Unnamed: 0_level_0,Unnamed: 1_level_0,Unnamed: 2_level_0,totalLiquidityUSD
protocol,chain,date,Unnamed: 3_level_1
AAVE,Arbitrum,2022-10-03,29517140.0
AAVE,Arbitrum-borrowed,2022-10-03,10786720.0
AAVE,Avalanche,2022-10-03,733917900.0
AAVE,Avalanche-borrowed,2022-10-03,635541900.0
AAVE,Ethereum,2022-10-03,3934549000.0
AAVE,Ethereum-borrowed,2022-10-03,1548549000.0
AAVE,Ethereum-pool2,2022-10-03,86879320.0
AAVE,Ethereum-staking,2022-10-03,227021300.0
AAVE,Fantom,2022-10-03,2113637.0
AAVE,Fantom-borrowed,2022-10-03,687626.5


In [9]:
for today in dates:
    # Sum of all main chains
    all_chains=["Avalanche","Polygon","Optimism","Harmony","Arbitrum","Fantom","Ethereum"]
    total=df_detailed.query("date in @today and chain in @all_chains").totalLiquidityUSD.sum()

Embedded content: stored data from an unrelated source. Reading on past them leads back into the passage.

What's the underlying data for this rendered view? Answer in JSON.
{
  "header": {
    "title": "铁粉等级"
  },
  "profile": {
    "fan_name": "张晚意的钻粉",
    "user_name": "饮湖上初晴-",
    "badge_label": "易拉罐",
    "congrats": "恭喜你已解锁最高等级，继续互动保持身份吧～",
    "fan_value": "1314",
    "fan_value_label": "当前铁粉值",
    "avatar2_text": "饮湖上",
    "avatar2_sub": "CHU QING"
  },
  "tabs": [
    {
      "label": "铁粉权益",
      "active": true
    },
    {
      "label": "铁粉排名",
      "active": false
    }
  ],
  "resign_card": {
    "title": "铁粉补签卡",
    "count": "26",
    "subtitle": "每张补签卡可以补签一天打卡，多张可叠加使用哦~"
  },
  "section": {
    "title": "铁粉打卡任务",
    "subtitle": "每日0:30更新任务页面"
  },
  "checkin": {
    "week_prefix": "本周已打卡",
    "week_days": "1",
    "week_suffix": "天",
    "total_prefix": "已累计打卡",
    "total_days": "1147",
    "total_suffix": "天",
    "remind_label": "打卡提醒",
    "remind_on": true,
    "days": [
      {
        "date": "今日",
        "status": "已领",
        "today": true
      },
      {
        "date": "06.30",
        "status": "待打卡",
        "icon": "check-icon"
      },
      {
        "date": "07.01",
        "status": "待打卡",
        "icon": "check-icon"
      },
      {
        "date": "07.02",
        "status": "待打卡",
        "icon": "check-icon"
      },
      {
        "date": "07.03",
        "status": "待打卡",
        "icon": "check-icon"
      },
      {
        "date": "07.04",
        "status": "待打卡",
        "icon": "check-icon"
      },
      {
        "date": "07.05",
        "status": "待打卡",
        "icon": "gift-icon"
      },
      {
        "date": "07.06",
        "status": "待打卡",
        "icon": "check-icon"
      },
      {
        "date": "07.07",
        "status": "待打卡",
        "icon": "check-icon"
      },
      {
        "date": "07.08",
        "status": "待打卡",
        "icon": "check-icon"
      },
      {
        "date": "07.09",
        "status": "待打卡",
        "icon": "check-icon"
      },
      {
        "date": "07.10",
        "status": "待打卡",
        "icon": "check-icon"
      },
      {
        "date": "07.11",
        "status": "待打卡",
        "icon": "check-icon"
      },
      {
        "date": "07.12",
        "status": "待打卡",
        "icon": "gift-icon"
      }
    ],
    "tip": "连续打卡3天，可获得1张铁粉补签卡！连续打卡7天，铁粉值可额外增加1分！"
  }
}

    # Sum of all sub chains
    suffix="-"
    
    if "chain" in df_detailed.index.names:
        df_detailed=df_detailed.reset_index("chain")
        
    df=df_detailed.query("date in @today")
    df=df.loc[df.chain.str.contains(suffix)]
    subchain_total=df.totalLiquidityUSD.sum()


    print(today)
    print("Difference:",(total-subchain_total))
    print("Significance:",((total-subchain_total)/total),"\n")



2021-10-03 00:00:00
Difference: 3099270658.16613
Significance: 0.21879003870969263 

2022-10-03 00:00:00
Difference: 2054880915.9362302
Significance: 0.3771990063541991 

2022-10-15 00:00:00
Difference: 1870765499.41541
Significance: 0.36725975313429693 

2022-10-25 00:00:00
Difference: 1785904943.9741402
Significance: 0.3587763293366404 



## Conclusion
For the dates tested, the significance of the untracked TVL ranges from around 21% to 37%. This is a signficant amount of TVL that is untracked and it would be important to understand how did this difference come about.